A gift table/calculator is one of the more scientific aspects of giving involved in fundraising. The gift table is an important step in assessing the financial capability of your library. Let's cover some of the basics.
Who should create the gift table? The gift table should be created and evaluated by your steering/leadership committee (a group of people that help lead your fundraising project or annual fundraising). If you don’t have or don’t want to start a leadership committee at this time, you could create an internal library team.

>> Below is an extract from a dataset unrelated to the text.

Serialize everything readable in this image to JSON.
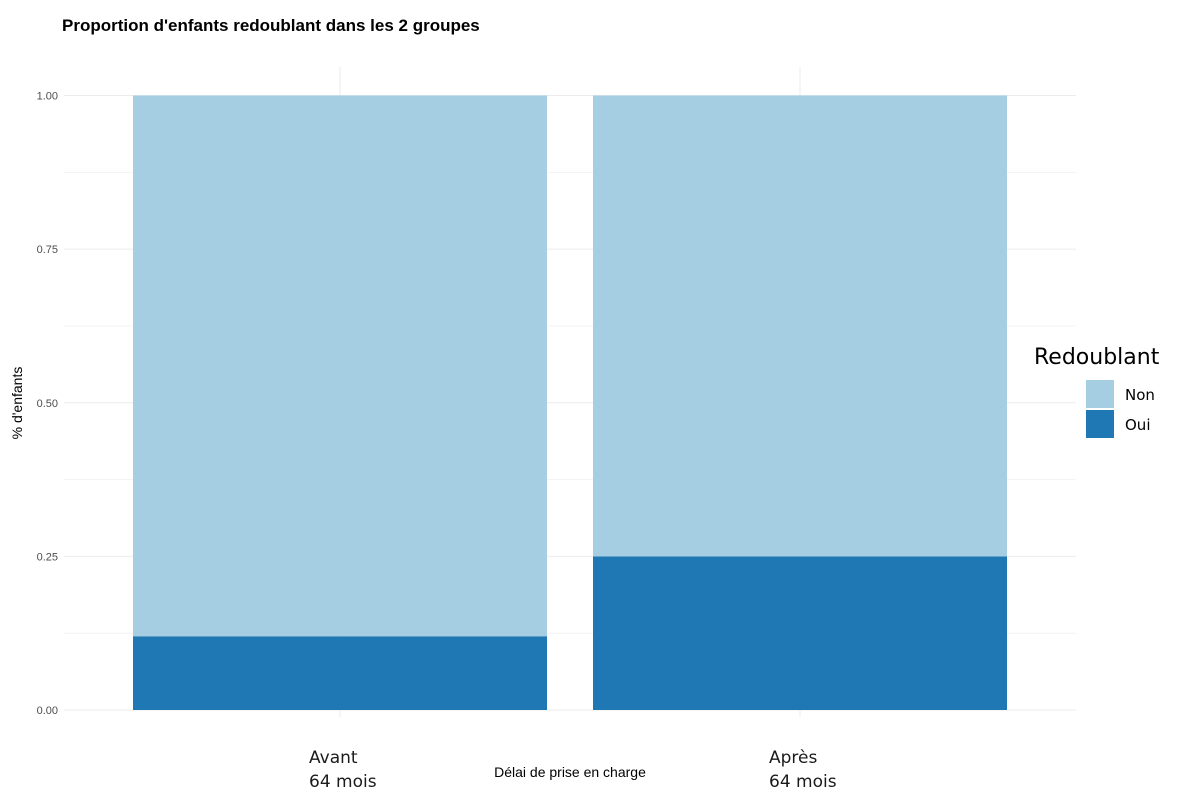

How do you create the gift table? Look at the third column from the left named the number required field. Based on a $100,000 project, you will need at least one lead gift ranging from 10 to 15 percent of your total goal. You will need 2 gifts from $10,000 to $12,999 in this example. For the third major gift amount, you will need two gifts totaling between $7,000 and $9,999.
You will see in this particular example, that once you obtain 4 donors in these ranges, you will have reached 54% of your goal. Another key maxim in relationship to determining prospective donor amounts is to analyze the number of prospective donors needed in each level.

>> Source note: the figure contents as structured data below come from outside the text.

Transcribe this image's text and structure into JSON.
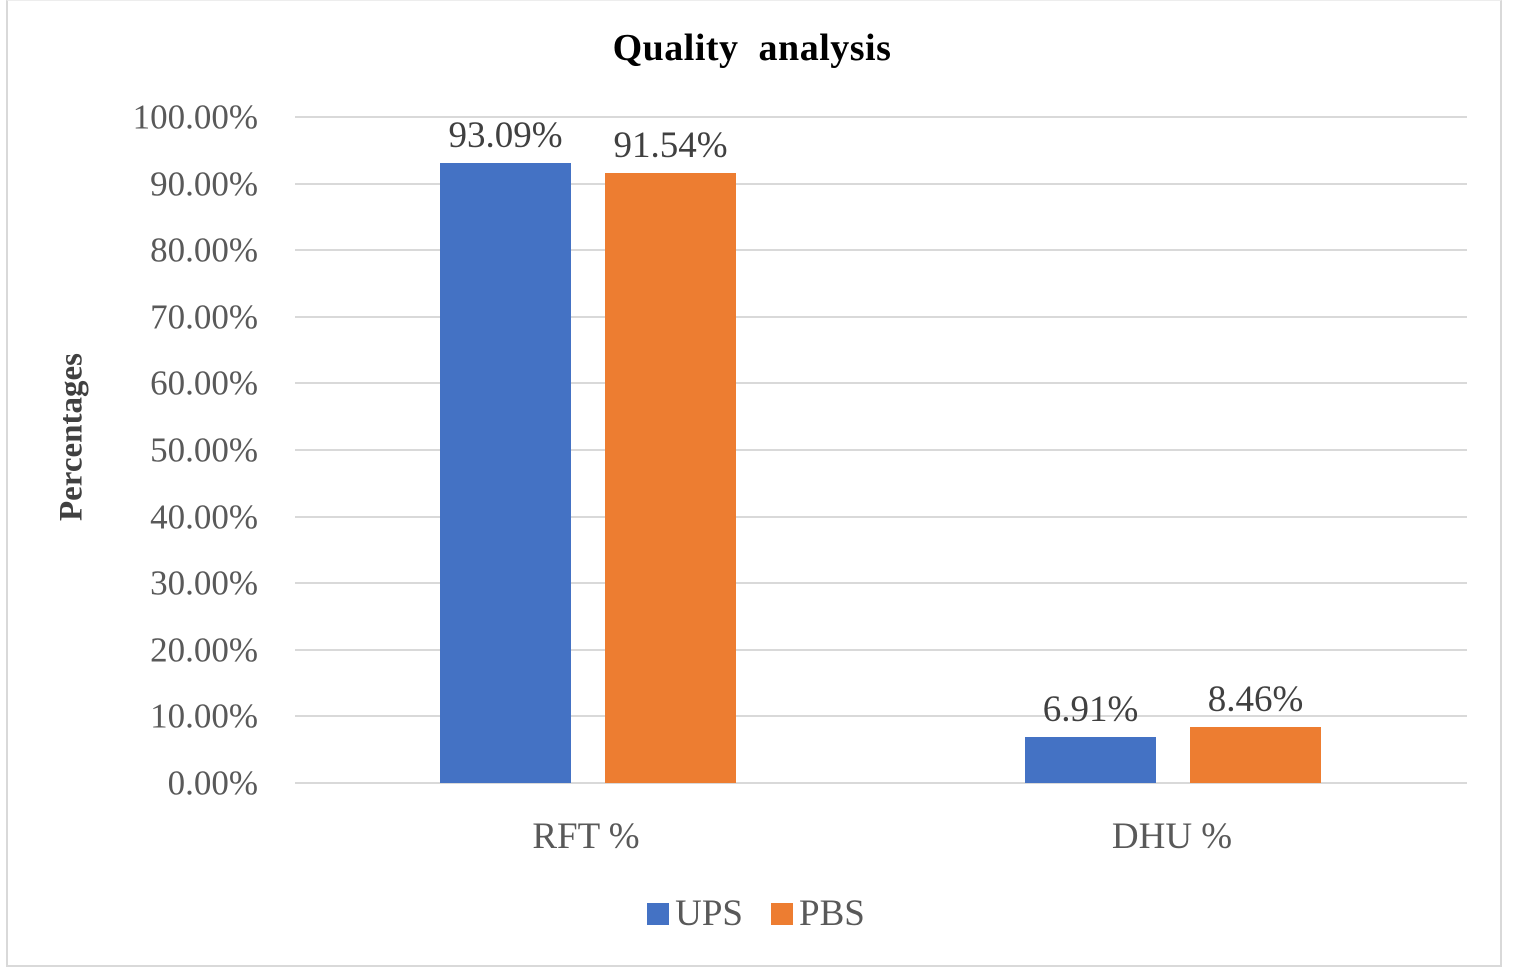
{
  "chart_data": {
    "type": "bar",
    "title": "Quality  analysis",
    "xlabel": "",
    "ylabel": "Percentages",
    "ylim": [
      0,
      100
    ],
    "yticks": [
      "0.00%",
      "10.00%",
      "20.00%",
      "30.00%",
      "40.00%",
      "50.00%",
      "60.00%",
      "70.00%",
      "80.00%",
      "90.00%",
      "100.00%"
    ],
    "grid": true,
    "legend_position": "bottom",
    "categories": [
      "RFT %",
      "DHU %"
    ],
    "series": [
      {
        "name": "UPS",
        "color": "#4472c4",
        "values": [
          93.09,
          6.91
        ],
        "labels": [
          "93.09%",
          "6.91%"
        ]
      },
      {
        "name": "PBS",
        "color": "#ed7d31",
        "values": [
          91.54,
          8.46
        ],
        "labels": [
          "91.54%",
          "8.46%"
        ]
      }
    ]
  }
}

In the top-level or lead gift a pledge or gift of 10 to 15% is required and you will need typically 6 prospects to complete one gift. For the next two levels, which are equally as significant in terms of impact on a fundraising initiative, you will also need 6 prospects for each gift and with the lead gift and next two levels you should reach about 45% of the total goal. However, once you move below the two three tiers, a rule of thumb is that you will need 3 prospects to complete one gift in those ranges.
Whether you are raising $500K, $1 Million, $10 Million or $100 Million, approximately 60 to 70% of your funds will come from 12-16 donors.
How do you use a gift table? It is absolutely vital to try to speak personally with those folks who can make or break your library project, when speaking about larger projects in the $1-$3M range. During your solicitation visit, you can use the gift table as a conversation aide. Point to the amount you'd like the prospect to consider. This small act makes a big difference. You can say, "Would you consider a gift in this range?" And point to the amount.
The other $1,000, $5,000, $10,000, etc. donors are necessary as they all are, but they will not make or break the project like the top prospects. They will come once they see the project being supported by larger gifts.